Os autores que compõem o livro procuram fazer um balanço do período de 2003 a 2009, sob o governo Lula. Mas o balanço não é feito de modo gratuito. São observações criticas considerando acertos e erros da política externa e da Chancelaria. As críticas formuladas não são comuns a todos os participantes – o que pode ser acerto para um autor não é, necessariamente, para o outro.
No entanto, em linhas gerais, há questões presentes na política externa de Lula que são comuns para os analistas citados. Sem querer empobrecer a análise com reduções, pode-se dizer que há três questões que praticamente fazem com que os autores convidados sejam convergentes: 1. a existência de uma forte política voluntarista; 2. a ideologização da política externa; e 3. o relativo descaso com os problemas mais prementes da América do Sul. Comentaremos esses casos.
Desde a eleição do presidente Lula, o Itamaraty vem procurando fazer com que o Brasil tenha inserção internacional mais assertiva, e seja mais valorizado na arena internacional. Porém, essa busca de novos espaços por parte do governo tem provocado desgaste em virtude de conflitos que poderiam ser evitados.

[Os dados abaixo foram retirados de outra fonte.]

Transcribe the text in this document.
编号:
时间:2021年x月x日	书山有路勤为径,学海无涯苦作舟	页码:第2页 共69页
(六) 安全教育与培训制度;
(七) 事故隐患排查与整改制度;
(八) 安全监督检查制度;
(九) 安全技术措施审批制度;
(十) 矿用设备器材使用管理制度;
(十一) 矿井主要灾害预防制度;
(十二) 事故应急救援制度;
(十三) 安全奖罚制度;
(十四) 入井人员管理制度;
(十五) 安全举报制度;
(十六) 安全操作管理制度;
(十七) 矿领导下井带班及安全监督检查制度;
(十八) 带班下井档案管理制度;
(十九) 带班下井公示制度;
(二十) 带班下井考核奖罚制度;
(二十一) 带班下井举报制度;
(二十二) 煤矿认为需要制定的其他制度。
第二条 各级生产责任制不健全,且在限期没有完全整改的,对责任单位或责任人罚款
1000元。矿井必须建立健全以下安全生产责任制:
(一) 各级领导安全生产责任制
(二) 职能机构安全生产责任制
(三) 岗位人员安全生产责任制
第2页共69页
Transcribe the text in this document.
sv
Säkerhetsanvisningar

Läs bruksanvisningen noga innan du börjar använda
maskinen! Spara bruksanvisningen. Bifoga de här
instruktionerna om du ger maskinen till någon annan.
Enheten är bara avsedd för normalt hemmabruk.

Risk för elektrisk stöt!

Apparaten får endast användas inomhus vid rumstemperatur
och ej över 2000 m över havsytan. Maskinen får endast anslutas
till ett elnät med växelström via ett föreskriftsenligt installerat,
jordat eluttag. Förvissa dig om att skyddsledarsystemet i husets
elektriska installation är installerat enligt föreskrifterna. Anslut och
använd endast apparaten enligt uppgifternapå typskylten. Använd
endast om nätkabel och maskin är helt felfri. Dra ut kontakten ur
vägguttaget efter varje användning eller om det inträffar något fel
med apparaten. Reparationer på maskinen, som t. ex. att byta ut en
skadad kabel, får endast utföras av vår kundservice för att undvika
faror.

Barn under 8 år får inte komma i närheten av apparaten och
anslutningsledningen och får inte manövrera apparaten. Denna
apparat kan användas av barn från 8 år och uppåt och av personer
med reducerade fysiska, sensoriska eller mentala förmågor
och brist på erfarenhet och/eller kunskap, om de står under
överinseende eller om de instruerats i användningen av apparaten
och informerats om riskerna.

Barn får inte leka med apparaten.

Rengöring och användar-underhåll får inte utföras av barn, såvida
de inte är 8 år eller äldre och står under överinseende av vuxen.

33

Amostra disso é a profissão de fé que o país faz para obter cadeira permanente no Conselho de Segurança das Nações Unidas. Não que essa militância para adentrar ao núcleo mais importante da ONU seja descabida. É que a maneira como o Brasil expressa tal desejo o coloca em colisão com outros parceiros, como Argentina e México. Há a impressão de que a candidatura nacional àquele centro se torna a razão de ser da diplomacia, sendo tudo o mais secundário, como o bom relacionamento com seus vizinhos. Em outras palavras, o Brasil pode ganhar o assento, mas pode azedar suas relações com a América do Sul em troca de prestígio, no fundo, duvidoso.
Ainda no campo do protagonismo, há em comum entre os autores as críticas aos esforços que a atual política externa faz para angariar espaço nas funções executivas de algumas organizações internacionais, sem que isso necessariamente traga vantagem ao país. A disputa pela secretaria-geral da Organização dos Estados Americanos e do Banco Interamericano de Desenvolvimento é exemplar. Não haveria o porquê de tal insistência por ganhos reduzidos.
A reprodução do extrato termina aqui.